Brendan McGuigan said the presence of a local minister supported by a justice committee had produced better scrutiny and accountability from the agencies he reviews.
He wrote: "The political crisis/instability which occurred in the last quarter of the financial year and subsequent election have created a new and unexpected challenge for the Inspectorate."
On Friday, Mr McGuigan published his annual report for last year.
Powersharing collapsed after the late Martin McGuinness resigned in January as deputy first minister in protest at the DUP's handling of the Renewable Heat Incentive (RHI) scheme.
Mr McGuigan added: "In the interim where reports have been completed, I have written to the relevant organisations and requested action plans be produced to address accepted recommendations with publication of the inspection findings to follow."
Publication recommenced last month after the intervention of a senior civil servant.
The chief inspector added: "The devolution of justice and policing in 2010 was a pivotal event for Criminal Justice Inspection (CJI).

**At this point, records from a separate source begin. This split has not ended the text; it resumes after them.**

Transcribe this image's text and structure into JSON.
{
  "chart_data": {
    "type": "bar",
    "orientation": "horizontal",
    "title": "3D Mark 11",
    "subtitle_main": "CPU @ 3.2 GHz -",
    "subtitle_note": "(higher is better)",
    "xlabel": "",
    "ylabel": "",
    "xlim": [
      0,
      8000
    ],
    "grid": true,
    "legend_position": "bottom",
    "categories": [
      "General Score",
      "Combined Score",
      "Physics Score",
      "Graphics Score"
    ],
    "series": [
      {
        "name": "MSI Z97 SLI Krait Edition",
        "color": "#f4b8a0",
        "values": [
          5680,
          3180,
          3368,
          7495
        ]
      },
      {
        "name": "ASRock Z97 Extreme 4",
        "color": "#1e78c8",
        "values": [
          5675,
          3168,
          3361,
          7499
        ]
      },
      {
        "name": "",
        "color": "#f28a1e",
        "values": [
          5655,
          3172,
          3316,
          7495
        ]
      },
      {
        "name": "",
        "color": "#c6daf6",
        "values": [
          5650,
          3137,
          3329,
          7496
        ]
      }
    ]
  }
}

"A local minister supported by an intrusive, well-informed Justice Committee opened up the way for more effective scrutiny and enhanced accountability of the criminal justice agencies.
"I sincerely hope that these arrangements are restored as soon as possible."
Over the past year, the CJI has continued to devote a significant amount of time and resources to inspecting the Northern Ireland Prison Service through the unannounced inspection of Hydebank Wood Secure College and Ash House Women's Prison.
The chief inspector added: "The significant improvements that were reported reflected the time and effort of the leadership team, their staff and other organisations, to transform the experience of the women and young men held at the prison.
"We also conducted a low impact announced inspection at Maghaberry Prison which noted the continued progress that was being made, but also highlighted ongoing concerns about the misuse of drugs and how vulnerable prisoners were being managed."